Solar grandmothers from Africa celebrate India-backed empowerment
New Delhi, March 8 : 'Solar grandmothers' from as far as Africa and Latin America Friday marked International Women's Day with song and dance as they celebrated the Indian government's unique initiative that has helped light up their lives and homes and of many others.
The women, who are being trained under the Barefoot Solar Engineers Plan of the government's India Technical Economic Cooperation (ITEC) programme, Friday sang a song dedicated to the Barefoot College at Rajasthan's Tilonia.
The Tilonia college was adopted as a training institute under ITEC in 2008 to support the costs of training illiterate rural grandmothers as solar engineers and empowering them to solar-electrify their villages.
Clapping their hands and swinging to the chorus of "Jhingo, jhingo, jhingo, jhingo la la la", the women were celebrating their empowerment as solar engineers.

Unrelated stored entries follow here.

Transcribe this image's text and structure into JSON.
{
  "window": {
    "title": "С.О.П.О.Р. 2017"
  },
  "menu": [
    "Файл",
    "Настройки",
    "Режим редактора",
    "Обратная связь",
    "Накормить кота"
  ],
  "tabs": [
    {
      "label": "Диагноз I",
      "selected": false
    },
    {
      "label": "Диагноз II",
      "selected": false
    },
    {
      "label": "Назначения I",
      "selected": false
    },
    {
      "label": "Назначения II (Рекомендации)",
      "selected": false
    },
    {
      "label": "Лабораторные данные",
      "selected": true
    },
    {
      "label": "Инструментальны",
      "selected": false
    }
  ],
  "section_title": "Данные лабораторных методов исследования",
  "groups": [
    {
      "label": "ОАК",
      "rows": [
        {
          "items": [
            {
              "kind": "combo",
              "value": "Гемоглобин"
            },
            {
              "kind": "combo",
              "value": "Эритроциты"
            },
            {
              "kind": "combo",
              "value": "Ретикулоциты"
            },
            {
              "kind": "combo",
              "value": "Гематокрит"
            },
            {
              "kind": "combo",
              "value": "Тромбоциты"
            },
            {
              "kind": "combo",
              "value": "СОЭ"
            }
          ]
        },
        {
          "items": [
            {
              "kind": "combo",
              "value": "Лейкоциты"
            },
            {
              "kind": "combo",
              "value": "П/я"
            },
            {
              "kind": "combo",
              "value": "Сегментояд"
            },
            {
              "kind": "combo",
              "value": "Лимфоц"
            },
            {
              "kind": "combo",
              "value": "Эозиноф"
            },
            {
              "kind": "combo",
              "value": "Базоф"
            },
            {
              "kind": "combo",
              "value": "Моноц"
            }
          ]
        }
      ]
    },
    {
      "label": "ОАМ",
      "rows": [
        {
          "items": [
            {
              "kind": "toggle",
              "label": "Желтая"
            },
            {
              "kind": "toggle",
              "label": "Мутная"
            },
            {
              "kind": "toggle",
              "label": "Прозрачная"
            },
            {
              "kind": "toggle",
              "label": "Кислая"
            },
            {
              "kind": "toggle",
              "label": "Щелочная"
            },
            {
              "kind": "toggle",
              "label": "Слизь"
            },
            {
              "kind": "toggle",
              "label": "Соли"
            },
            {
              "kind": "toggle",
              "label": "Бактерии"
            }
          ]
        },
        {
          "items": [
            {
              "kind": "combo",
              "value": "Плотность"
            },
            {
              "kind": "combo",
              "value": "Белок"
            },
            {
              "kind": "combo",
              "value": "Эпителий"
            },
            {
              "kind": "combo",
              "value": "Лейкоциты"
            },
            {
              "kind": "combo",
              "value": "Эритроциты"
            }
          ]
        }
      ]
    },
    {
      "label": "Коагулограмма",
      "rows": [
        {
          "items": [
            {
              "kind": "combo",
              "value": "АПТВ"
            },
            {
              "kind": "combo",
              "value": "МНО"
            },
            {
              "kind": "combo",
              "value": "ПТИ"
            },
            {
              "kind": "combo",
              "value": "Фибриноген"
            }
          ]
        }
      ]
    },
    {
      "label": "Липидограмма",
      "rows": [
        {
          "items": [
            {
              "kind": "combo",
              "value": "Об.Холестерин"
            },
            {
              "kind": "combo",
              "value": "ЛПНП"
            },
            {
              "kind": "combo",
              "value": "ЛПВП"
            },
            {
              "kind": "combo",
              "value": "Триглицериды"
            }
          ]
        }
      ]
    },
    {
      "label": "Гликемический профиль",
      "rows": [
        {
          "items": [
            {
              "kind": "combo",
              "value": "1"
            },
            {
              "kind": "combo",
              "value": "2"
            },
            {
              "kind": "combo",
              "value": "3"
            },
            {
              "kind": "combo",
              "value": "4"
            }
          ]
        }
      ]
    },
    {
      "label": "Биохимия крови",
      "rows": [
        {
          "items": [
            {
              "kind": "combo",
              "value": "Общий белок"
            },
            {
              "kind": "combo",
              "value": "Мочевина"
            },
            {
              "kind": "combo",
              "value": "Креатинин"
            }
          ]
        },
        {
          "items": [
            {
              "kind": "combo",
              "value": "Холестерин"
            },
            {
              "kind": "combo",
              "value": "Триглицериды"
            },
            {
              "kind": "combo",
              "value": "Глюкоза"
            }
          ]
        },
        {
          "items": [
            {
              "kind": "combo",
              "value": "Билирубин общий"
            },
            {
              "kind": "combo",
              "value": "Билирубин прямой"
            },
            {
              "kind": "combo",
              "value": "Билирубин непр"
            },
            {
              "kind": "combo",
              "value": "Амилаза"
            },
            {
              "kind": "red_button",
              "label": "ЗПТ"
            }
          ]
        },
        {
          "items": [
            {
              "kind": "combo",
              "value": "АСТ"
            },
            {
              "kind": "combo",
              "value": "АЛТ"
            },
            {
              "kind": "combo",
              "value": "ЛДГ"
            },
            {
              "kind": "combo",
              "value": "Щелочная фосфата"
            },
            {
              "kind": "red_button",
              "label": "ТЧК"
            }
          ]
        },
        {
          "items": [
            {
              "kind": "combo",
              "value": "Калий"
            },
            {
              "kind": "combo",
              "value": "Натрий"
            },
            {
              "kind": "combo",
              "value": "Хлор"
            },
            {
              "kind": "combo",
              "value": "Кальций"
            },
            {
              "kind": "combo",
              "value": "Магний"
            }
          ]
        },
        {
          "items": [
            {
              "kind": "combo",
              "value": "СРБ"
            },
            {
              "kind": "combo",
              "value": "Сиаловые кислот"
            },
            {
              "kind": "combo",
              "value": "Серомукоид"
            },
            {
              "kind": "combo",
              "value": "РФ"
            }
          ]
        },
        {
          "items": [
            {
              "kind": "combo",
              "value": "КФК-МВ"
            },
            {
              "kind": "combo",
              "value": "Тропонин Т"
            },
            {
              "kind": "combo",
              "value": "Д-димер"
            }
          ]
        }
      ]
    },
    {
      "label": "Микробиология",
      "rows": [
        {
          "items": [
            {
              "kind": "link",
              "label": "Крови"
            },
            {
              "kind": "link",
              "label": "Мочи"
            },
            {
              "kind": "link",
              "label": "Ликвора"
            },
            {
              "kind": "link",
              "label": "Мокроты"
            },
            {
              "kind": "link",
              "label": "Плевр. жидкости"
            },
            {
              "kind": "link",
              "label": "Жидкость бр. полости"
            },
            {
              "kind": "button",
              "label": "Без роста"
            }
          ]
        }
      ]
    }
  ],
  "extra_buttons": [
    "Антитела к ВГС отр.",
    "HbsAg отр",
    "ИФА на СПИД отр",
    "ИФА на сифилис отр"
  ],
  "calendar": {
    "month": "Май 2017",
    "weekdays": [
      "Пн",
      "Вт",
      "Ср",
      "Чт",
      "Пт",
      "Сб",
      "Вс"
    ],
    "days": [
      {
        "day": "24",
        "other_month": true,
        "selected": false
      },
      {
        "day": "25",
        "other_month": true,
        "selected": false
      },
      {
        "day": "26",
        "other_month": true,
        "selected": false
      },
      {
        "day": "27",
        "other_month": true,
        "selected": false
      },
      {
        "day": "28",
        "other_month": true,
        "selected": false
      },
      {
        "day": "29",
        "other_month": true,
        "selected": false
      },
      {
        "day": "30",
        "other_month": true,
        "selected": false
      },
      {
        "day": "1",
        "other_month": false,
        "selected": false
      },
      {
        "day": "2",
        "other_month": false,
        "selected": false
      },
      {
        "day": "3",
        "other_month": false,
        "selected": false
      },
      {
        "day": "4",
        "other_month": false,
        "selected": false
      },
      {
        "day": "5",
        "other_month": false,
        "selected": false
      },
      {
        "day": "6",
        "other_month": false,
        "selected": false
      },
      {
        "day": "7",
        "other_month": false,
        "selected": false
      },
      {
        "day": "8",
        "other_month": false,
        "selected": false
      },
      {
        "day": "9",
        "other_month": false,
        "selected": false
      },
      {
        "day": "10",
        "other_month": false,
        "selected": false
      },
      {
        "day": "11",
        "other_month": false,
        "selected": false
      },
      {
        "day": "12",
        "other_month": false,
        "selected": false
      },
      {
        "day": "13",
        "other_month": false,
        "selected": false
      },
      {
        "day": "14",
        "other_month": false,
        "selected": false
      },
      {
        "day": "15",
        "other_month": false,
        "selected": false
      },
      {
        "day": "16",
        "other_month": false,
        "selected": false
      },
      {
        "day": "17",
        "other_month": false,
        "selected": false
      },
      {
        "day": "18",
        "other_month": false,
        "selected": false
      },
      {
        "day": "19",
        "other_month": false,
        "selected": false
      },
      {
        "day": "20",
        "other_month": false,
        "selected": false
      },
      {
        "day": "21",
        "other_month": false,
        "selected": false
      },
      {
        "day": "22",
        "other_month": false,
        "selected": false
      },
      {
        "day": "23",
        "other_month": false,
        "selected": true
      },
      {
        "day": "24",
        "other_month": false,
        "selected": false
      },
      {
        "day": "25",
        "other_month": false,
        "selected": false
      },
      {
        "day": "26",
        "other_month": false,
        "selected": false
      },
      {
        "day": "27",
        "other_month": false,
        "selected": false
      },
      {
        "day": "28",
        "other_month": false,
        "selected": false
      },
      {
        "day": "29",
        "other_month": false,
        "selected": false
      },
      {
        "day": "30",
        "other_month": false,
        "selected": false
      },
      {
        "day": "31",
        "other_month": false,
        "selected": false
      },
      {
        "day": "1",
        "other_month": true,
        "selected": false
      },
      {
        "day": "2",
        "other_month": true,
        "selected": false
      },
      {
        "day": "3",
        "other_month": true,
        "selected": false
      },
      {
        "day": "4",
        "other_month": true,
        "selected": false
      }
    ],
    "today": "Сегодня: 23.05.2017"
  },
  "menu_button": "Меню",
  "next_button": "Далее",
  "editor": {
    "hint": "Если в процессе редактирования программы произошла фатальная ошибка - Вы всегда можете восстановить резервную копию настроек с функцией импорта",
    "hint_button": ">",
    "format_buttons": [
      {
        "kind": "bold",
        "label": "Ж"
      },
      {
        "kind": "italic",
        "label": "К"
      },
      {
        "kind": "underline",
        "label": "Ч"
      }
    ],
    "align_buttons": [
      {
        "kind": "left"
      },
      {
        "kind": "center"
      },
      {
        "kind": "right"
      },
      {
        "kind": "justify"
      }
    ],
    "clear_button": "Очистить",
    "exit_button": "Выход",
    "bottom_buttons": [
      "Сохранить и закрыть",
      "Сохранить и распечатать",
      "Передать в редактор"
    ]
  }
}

Sanjit Bunker Roy, social entrepreneur and educator, who has been associated with training the women, said at the event here that the initiative was "a different format of India's technical assistance abroad".

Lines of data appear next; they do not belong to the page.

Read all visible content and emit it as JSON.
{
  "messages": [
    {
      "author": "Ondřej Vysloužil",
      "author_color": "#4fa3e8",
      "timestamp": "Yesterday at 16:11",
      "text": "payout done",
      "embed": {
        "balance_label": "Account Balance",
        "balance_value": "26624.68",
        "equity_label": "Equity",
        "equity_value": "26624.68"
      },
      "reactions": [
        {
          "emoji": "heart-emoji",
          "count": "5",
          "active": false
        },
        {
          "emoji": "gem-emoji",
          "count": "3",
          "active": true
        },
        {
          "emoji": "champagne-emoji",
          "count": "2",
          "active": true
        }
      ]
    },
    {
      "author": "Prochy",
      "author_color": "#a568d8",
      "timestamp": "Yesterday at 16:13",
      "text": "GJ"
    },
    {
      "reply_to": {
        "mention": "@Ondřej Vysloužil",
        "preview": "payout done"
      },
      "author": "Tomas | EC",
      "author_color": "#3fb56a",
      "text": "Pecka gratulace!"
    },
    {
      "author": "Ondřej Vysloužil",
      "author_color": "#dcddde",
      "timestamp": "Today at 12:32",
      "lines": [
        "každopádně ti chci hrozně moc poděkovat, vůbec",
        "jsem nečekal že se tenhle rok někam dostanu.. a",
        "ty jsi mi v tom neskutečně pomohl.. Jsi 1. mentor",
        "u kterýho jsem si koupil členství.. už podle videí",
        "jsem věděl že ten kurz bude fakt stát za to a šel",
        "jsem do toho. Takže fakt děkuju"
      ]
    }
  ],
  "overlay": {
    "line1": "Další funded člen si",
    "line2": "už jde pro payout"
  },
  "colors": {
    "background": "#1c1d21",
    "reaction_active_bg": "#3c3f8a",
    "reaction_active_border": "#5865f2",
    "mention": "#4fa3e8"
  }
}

The Indian government pays for the air fare, the training and stay of the women for six months, he said.
Describing the women as "marvellous grandmothers", Roy said they choose women from the least developed countries under the UN list, like Sudan, Samoa in the Pacific, El Salvador in central America and Tanzania.
"Forty women are trained every six months from different countries.. Over 50 countries have been covered in five years. Over 300 women have been trained in five years and 20,000 houses solar electrified in 160 villages all over world," said Roy.
"These women are the ambassadors of their country.. the change agents of their country. In Tilonia, they are taught other basic skills, besides becoming solar engineers.. learning to make sanitary napkins, chalk, candles, rain water harvesting. In other words, we are making them entrepreneurs," he added.
The criteria for choosing the women, is to locate a village located 10 km from the nearest grid, "she has to be a mother or grandmother, illiterate or semi literate and staying in that village," he added.
Among those gathered Friday were women from Samoa, Zanzibar (Tanzania), Solomon Islands in the Pacific, Guatemala in central America and Vanuatu, also in the Pacific.
"It is an extraordinary collaboration that has taken place. We have managed partnership with UNESCO, UN Women and UNDP," said Roy.
"It is a partnership mode, not a business mode," he said, adding "it is a success story for India, of partnership".
India had received a request from Zanzibar to start a Barefoot Training College there, and the Indian government has sanctioned five such colleges in Senegal, Liberia, Tanzania, Burkina Faso, he said.
"The first model was in Sierra Leone, the women trained there are training other mothers and grandmothers in their country," he said.